In recent weeks, a YouTube video of labor leader Richard Trumka describing a racist reaction to
Obama he encountered on a trip back to his western Pennsylvania hometown has become an Internet sensation. "Our kids are moving away because there's no future here," Trumka says in a widely circulated clip of his speech to a United Steelworkers convention this year. "And here's a man, Barack Obama, who's going to fight for people like us, and you won't vote for him because of the color of his skin? Are you out of your ever-loving mind?"

Those previous opinions speak volumes about why McCain thinks he can win Pennsylvania.

Three memories stand out prominently about my time living in Pennsylvania:

1) My high school was very diverse and it was wonderful to see blacks and whites dating and being friends. The racial harmony was good although there were some underlying issues. In addition, I played basketball from an early age and the issue of race was rarely evident in all my games from age 9 to 17.

2) One of my best friends growing up was white and his family was like none I have ever met.
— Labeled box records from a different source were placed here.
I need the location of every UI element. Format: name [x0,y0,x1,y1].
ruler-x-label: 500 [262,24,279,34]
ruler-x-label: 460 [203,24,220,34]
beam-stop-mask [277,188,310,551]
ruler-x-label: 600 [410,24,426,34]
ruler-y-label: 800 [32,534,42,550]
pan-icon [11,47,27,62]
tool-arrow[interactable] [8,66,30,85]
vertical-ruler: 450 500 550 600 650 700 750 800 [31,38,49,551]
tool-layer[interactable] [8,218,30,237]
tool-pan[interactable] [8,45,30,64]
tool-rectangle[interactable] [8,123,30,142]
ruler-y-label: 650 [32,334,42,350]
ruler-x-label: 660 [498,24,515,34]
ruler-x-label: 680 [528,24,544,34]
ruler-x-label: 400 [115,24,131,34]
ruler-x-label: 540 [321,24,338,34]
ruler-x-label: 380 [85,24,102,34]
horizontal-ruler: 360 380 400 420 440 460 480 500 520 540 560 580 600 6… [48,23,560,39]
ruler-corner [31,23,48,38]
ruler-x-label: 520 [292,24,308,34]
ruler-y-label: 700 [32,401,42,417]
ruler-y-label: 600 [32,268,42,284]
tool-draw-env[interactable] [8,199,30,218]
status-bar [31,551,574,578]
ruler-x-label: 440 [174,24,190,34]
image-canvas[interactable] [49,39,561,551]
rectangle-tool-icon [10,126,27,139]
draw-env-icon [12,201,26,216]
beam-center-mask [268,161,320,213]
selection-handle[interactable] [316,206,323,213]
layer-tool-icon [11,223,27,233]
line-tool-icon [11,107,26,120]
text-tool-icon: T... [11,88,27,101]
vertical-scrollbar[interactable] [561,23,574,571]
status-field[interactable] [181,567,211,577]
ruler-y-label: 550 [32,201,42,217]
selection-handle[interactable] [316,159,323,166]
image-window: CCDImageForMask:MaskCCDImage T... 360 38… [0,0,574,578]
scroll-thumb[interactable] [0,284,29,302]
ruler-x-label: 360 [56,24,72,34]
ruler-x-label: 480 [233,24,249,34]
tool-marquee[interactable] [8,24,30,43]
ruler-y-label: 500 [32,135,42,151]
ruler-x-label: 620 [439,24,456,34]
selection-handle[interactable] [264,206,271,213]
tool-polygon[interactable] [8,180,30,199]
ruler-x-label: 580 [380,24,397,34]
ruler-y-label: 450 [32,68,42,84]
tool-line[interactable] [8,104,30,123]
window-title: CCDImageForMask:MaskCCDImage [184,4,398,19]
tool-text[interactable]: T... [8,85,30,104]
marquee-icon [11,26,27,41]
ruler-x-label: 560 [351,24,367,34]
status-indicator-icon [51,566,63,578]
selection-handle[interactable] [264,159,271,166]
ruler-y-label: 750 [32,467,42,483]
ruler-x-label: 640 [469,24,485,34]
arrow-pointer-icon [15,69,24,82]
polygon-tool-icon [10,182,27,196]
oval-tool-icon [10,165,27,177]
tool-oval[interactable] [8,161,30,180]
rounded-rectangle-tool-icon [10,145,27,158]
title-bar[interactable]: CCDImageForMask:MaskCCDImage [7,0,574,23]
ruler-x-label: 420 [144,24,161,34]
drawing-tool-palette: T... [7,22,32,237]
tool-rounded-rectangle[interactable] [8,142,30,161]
They were warm, loving and treated me like one of their own. I was welcomed with open arms and race was never an issue. I was a groomsmen at his wedding in Pennsylvania and 3 of the 4 groomsmen were black; a rare sight at a predominately white wedding! His choice of representation on his most important day tells you how valuable the values of his parents were to his being. I mention this because I have met families where race played a major part (i.e. # 3 below) in the division of the family.

3) While living in Pennsylvania, I dated a lovely, charming and interesting woman which for my taste was rare in my hometown. We genuinely liked each other and had a fantastic 2 weeks together. The fatal mistake was stopping by her house one day to pick up something. I didn't want to go into her home as I felt there was no benefit but I decided to against my better judgement. Her dad was there with a frozen face as he reached out to shake my hand. I could sense his instability by the way he looked at me. At that moment, I knew our blissful dating would never be the same.
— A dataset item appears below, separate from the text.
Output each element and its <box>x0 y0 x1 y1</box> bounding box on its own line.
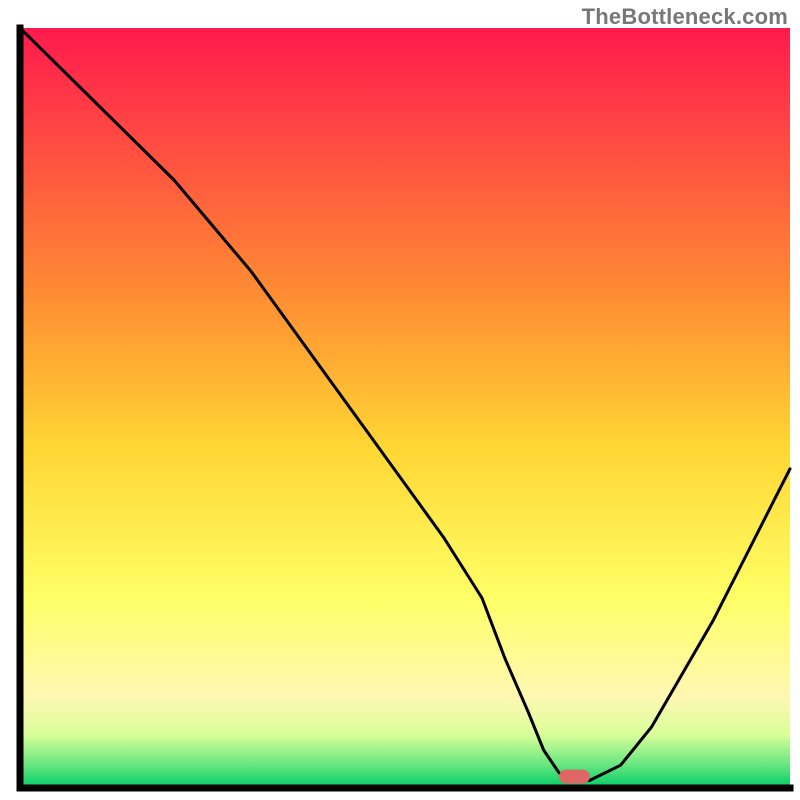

I didn't see her for the next week which puzzled me. She finally appeared one day and we talked. Her dad told her in no uncertain terms, "If you see him again, I will disown you". I couldn't believe it as I had never witnessed such intense hate personally but her facial expression proved this was no joke. She never realized that her father was a racist until that moment and didn't know how to handle it and it was not my job to show her how. Nothing more was said as I knew I would never see her again. With a father like hers, I hope she found the courage to confront or "disown" HIM for his wicked ways.

Finally, the aforementioned friend who wrote about Pennsylvania gave me his assessment about America, our future and this election:

America is demographically speaking at least 10 years from finally being able to throw off the vestiges of the heaviest hands of racial and ethnic stereotyping. In addition, as the waves of immigrants who have migrated here over the past 20 years (in record numbers, even eclipsing the numbers at the turn of the 20th century) begin to fully engage in our representative democracy, we'll see that their lack of fear of government will take hold at the ballot box. The Reagan Revolution with its "the government is evil" rhetoric has spawned an extraordinary period in America. At a time when people need to rely on the power of government, roughly half the country is cynical, and disparaging of the ability of government to do good. Excessive government intervention isn't good, but no intervention is bad, really bad. Let's hope we get it right in this election.

Will Pennsylvania be on the winning side of "Change"? I hope so, but there is always that chance that those who fear change will want to stay in the same dark period of the last 8 years.

Our slogan in Pennsylvania (Keystone State) is "You've got a friend in Pennsylvania".

That friend will either be John McCain or Barack Obama on Tuesday November 4. The choice could be pivotal in determining our next president.

I hope Pennsylvania and America make a well-educated decision.

Happy Gswede Sunday!

These lovely girls live in Pennsylvania and are the children of two friends. What will America and the world be like when they are able to vote?